The Link Between Depressive Symptoms and Stroke Risk in Black and White Individuals

Does race affect the risk of stroke in patients with depression? A new study finds some answers and some new questions.


A recent collaborative study1 led by researchers at the University of Alabama at Birmingham and the University of Alabama showed that there is a link between depressive symptoms and increased risk for stroke. While the study did not find a higher risk in either black or white individuals, they did find that those who scored higher on a test measuring depressive symptoms had a higher stroke risk than those with lower scores.

“There are a number of well-known risk factors for stroke, such as high blood pressure, diabetes and heart disease; but we are beginning to understand that there are nontraditional risk factors as well, and having depressive symptoms looms high on that list,” Virginia Howard, PhD, professor in the Department of Epidemiology in the UAB School of Public Health and senior author of the paper, said to the press. “These nontraditional risk factors need to be in the conversation about stroke prevention.”2

The participants included 14,516 white and 9,529 black participants aged 45 and older who did not have history of stroke. All participants were enrolled in the UAB-led REGARDS study, a national population-based longitudinal study that examines risk factors connected to racial and regional mortality disparities.

The 4-item Center for Epidemiologic Studies Depression Scale (CES-D-4) was utilized to assess depressive symptoms. Each participant was asked how often they felt depressed, sad, lonely, or needed to cry in a baseline evaluation.

Participants with CED-D-4 scores of 1 to 3 were found to have a 39% increased stroke risk, whereas participants with CES-D-4 scores of 4 or more had a 54% increased stroke risk, with no evidence of an increased risk in either race.

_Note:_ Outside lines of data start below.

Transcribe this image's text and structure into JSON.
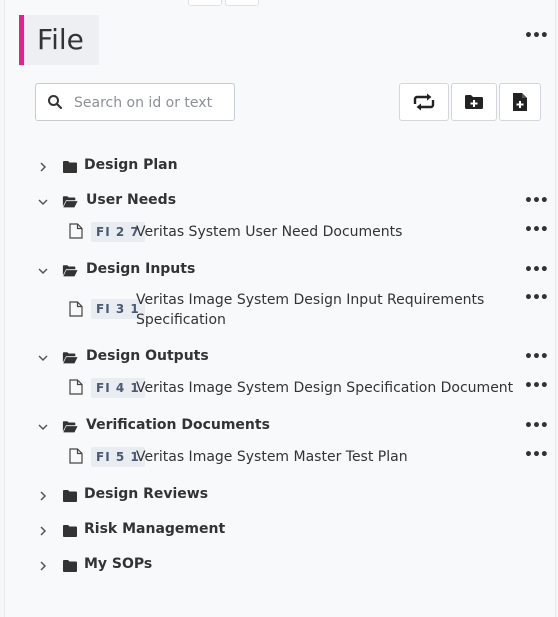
{
  "header": {
    "title": "File"
  },
  "search": {
    "placeholder": "Search on id or text",
    "value": ""
  },
  "toolbar": {
    "icons": [
      "sync-icon",
      "add-folder-icon",
      "add-file-icon"
    ]
  },
  "colors": {
    "accent": "#e91e8c",
    "badge_bg": "#e9ecf0",
    "badge_text": "#4a5a72"
  },
  "tree": [
    {
      "label": "Design Plan",
      "expanded": false,
      "children": []
    },
    {
      "label": "User Needs",
      "expanded": true,
      "children": [
        {
          "id": "FI27",
          "id_display": "FI 2 7",
          "title": "Veritas System User Need Documents"
        }
      ]
    },
    {
      "label": "Design Inputs",
      "expanded": true,
      "children": [
        {
          "id": "FI31",
          "id_display": "FI 3 1",
          "title_line1": "Veritas Image System Design Input Requirements",
          "title_line2": "Specification"
        }
      ]
    },
    {
      "label": "Design Outputs",
      "expanded": true,
      "children": [
        {
          "id": "FI41",
          "id_display": "FI 4 1",
          "title": "Veritas Image System Design Specification Document"
        }
      ]
    },
    {
      "label": "Verification Documents",
      "expanded": true,
      "children": [
        {
          "id": "FI51",
          "id_display": "FI 5 1",
          "title": "Veritas Image System Master Test Plan"
        }
      ]
    },
    {
      "label": "Design Reviews",
      "expanded": false,
      "children": []
    },
    {
      "label": "Risk Management",
      "expanded": false,
      "children": []
    },
    {
      "label": "My SOPs",
      "expanded": false,
      "children": []
    }
  ]
}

Since black individuals, especially in the southern United States, have an increased risk for stroke, a goal of the study was to help explain what factors might be causing this risk.

“The traditional risk factors don’t explain all the difference in stroke risk between races,” said Cassandra Ford, PhD, RN, Capstone College of Nursing at the University of Alabama and the study’s first author, to the press. “The results have been mixed among the few studies that enrolled Black participants and examined race and depressive symptoms in relation to stroke. Depression often goes undetected and undiagnosed in Black patients, who are frequently less likely to receive effective care and management. These findings suggest that further research needs to be conducted to explore nontraditional risk factors for stroke. The implications of our findings underscore the importance of assessing for this risk factor in both populations.”2

While the evidence needed to explain black individuals’ higher risk for stroke was not found, a major takeaway, according to the researchers, is that medical professionals need to recognize that depressive symptoms do suggest a higher stroke risk.


1. Ford CD, Gray MS, Crowther MR, Wadley VG, et al. Depressive symptoms and risk of stroke in a national cohort of blacks and whites from REGARDS. Neurol Clin Pract. October 6, 2020.

2. University of Alabama at Birmingham. Study highlights link between depressive symptoms and stroke risk. News release. October 29, 2020.